The proportions of completed questionnaires that were returned were similarly high in both surveys, 92% in 1991 (1872 of 2035) and 87% in 1993 (3746 of 4288). The proportions of children with different respiratory symptom patterns were similar in the two surveys: in 1991, asymptomatic children 70.1% (1109 of 1583), those with cough alone 8.9% (141 of 1583), and children with the symptom triad of cough, wheeze, and breathlessness 8.3% (132 of 1583); the figures for 1993 were 69.5% (2144 of 3083), 9.2% (284 of 3083), and 7.3% (224 of 3083) respectively. The prevalence of doctor diagnosed asthma increased from 17.4% in 1991 to 22.1% in 1993. The symptom of cough alone was associated with going to school in an area of increased air pollution. The symptom triad of cough, wheeze, and breathlessness was associated with reported allergies, familial history of atopy and preterm birth. In 1991, of children with the symptom of cough alone one in eight were diagnosed asthmatic; twice as many doctors made the diagnosis on this basis in 1993.

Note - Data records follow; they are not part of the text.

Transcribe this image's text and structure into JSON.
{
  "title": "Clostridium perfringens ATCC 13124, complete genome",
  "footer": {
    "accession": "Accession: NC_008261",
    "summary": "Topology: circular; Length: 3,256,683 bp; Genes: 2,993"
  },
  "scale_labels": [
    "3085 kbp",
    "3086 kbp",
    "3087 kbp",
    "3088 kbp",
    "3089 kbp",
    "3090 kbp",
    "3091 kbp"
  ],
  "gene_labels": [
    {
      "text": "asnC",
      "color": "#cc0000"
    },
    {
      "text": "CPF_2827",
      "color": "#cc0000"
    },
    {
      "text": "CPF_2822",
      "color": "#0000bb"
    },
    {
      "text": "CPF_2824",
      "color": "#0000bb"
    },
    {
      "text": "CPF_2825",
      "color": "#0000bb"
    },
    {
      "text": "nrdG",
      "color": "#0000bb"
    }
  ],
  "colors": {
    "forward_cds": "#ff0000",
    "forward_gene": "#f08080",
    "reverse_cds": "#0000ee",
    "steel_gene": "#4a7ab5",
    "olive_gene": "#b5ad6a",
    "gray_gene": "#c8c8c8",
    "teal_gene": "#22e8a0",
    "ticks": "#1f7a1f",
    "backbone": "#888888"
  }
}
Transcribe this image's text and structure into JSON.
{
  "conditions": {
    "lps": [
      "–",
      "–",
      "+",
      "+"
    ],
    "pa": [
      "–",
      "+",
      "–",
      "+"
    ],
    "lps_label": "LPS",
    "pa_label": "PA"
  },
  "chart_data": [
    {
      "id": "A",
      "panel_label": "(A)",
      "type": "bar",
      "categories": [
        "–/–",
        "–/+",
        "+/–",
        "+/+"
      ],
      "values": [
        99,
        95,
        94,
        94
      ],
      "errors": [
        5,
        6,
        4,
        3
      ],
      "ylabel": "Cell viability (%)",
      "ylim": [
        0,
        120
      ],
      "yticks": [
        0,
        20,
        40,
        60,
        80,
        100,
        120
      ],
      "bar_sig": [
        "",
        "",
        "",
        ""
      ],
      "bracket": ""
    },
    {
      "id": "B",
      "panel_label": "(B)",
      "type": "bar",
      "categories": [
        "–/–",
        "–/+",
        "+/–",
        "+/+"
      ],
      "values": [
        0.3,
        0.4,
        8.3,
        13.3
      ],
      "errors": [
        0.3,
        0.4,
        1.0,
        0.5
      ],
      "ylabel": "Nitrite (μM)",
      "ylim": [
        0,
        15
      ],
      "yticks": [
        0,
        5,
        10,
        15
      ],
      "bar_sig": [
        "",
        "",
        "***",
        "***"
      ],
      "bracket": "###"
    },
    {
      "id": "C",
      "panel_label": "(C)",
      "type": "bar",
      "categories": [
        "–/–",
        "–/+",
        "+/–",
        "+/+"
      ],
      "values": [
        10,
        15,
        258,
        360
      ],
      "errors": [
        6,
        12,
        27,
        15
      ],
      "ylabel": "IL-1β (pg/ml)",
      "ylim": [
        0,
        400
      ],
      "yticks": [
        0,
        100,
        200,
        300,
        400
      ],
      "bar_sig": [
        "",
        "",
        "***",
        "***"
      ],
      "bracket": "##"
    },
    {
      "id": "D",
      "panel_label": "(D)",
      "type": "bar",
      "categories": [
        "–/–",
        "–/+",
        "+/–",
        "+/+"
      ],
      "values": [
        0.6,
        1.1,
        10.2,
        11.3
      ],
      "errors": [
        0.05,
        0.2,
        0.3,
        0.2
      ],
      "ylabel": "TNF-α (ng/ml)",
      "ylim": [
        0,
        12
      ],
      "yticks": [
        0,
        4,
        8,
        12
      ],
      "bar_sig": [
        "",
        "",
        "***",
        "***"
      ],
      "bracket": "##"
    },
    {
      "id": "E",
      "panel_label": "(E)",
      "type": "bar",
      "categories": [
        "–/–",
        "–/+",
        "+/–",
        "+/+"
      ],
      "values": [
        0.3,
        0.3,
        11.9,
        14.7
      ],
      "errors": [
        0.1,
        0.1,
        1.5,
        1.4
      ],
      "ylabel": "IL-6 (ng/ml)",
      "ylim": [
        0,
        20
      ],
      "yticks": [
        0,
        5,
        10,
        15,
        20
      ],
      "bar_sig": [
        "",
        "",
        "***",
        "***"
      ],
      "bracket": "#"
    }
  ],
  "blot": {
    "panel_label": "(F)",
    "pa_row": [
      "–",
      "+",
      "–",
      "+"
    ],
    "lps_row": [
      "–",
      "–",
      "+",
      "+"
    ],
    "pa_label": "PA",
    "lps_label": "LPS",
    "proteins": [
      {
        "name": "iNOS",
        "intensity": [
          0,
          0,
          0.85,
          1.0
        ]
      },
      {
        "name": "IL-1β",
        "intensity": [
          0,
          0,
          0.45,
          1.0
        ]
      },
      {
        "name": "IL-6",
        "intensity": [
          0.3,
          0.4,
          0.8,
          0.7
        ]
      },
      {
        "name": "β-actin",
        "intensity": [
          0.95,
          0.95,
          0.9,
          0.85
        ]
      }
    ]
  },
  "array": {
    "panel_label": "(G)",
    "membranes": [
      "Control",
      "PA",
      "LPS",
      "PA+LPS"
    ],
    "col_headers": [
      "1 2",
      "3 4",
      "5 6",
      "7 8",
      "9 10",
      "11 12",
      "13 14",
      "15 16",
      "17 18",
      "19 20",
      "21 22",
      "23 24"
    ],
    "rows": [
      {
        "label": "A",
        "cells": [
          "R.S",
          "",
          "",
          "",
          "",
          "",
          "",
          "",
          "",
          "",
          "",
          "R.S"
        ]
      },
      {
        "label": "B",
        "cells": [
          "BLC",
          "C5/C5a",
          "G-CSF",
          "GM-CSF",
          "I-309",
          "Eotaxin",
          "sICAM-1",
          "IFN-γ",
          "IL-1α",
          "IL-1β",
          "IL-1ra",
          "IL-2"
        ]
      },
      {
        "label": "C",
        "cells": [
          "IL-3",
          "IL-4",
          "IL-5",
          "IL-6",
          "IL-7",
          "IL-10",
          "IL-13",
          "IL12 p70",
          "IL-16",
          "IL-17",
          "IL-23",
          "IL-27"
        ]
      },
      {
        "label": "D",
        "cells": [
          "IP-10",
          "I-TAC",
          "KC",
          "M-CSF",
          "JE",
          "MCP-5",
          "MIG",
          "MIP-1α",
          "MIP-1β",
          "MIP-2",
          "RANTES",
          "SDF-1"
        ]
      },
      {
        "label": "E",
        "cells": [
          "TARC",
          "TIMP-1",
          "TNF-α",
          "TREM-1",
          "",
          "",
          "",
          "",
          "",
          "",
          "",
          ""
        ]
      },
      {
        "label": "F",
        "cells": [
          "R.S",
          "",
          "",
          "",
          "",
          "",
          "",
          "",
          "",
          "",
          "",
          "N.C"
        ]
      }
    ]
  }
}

The respiratory symptom of cough alone and cough, wheeze, and breathlessness represent clinical responses to different specific risk factors. Cough alone was associated with the environmental factors of school in the dust exposed zone and dampness in the home, whereas cough, wheeze, and breathlessness related to allergic history and preterm birth, and may be the best surrogate of asthma. Diagnosis of asthma on the basis of cough alone partly explains the increased prevalence of doctor diagnosed asthma, especially in dust polluted areas.
(1)确定小学生中咳嗽、喘息和呼吸急促这三种症状单独出现及合并出现的患病率,以及它们与医生诊断哮喘的关系。(2)在不同粉尘污染水平的地区,确定问卷报告的“单纯咳嗽”(无喘息或呼吸急促)与问卷报告的“咳嗽、喘息和呼吸急促”三联征是否有相似的危险因素。
1991年和1993年对小学生(5 - 11岁)进行了两项横断面社区调查。通过默西塞德郡三个地区的15所学校发放家长填写的与社会经济和呼吸因素相关的问卷,其中一个地区粉尘污染水平相对较高。对数据进行分析以确定不同呼吸道症状模式的患病率。采用单因素和多因素逻辑回归研究呼吸道症状特征与潜在危险因素之间的关联。
两次调查中问卷的回收率相似,1991年为92%(2035份中的1872份),1993年为87%(4288份中的3746份)。两次调查中具有不同呼吸道症状模式的儿童比例相似:1991年,无症状儿童占70.1%(1583名中的1109名),单纯咳嗽儿童占8.9%(1583名中的141名),有咳嗽、喘息和呼吸急促三联征的儿童占8.3%(1583名中的132名);1993年的数字分别为69.5%(3083名中的2144名)、9.2%(3083名中的284名)和7.3%(3083名中的224名)。医生诊断哮喘的患病率从1991年的17.4%上升至1993年的22.1%。单纯咳嗽症状与在空气污染增加地区上学有关。咳嗽、喘息和呼吸急促三联征与报告的过敏、特应性家族史和早产有关。1991年,单纯咳嗽症状的儿童中八分之一被诊断为哮喘;1993年,基于此做出诊断的医生人数是前者的两倍。
单纯咳嗽以及咳嗽、喘息和呼吸急促这两种呼吸道症状代表了对不同特定危险因素的临床反应。单纯咳嗽与暴露于粉尘地区学校的环境因素以及家中潮湿有关,而咳嗽、喘息和呼吸急促与过敏史和早产有关,可能是哮喘的最佳替代指标。仅基于咳嗽诊断哮喘部分解释了医生诊断哮喘患病率的增加,尤其是在粉尘污染地区。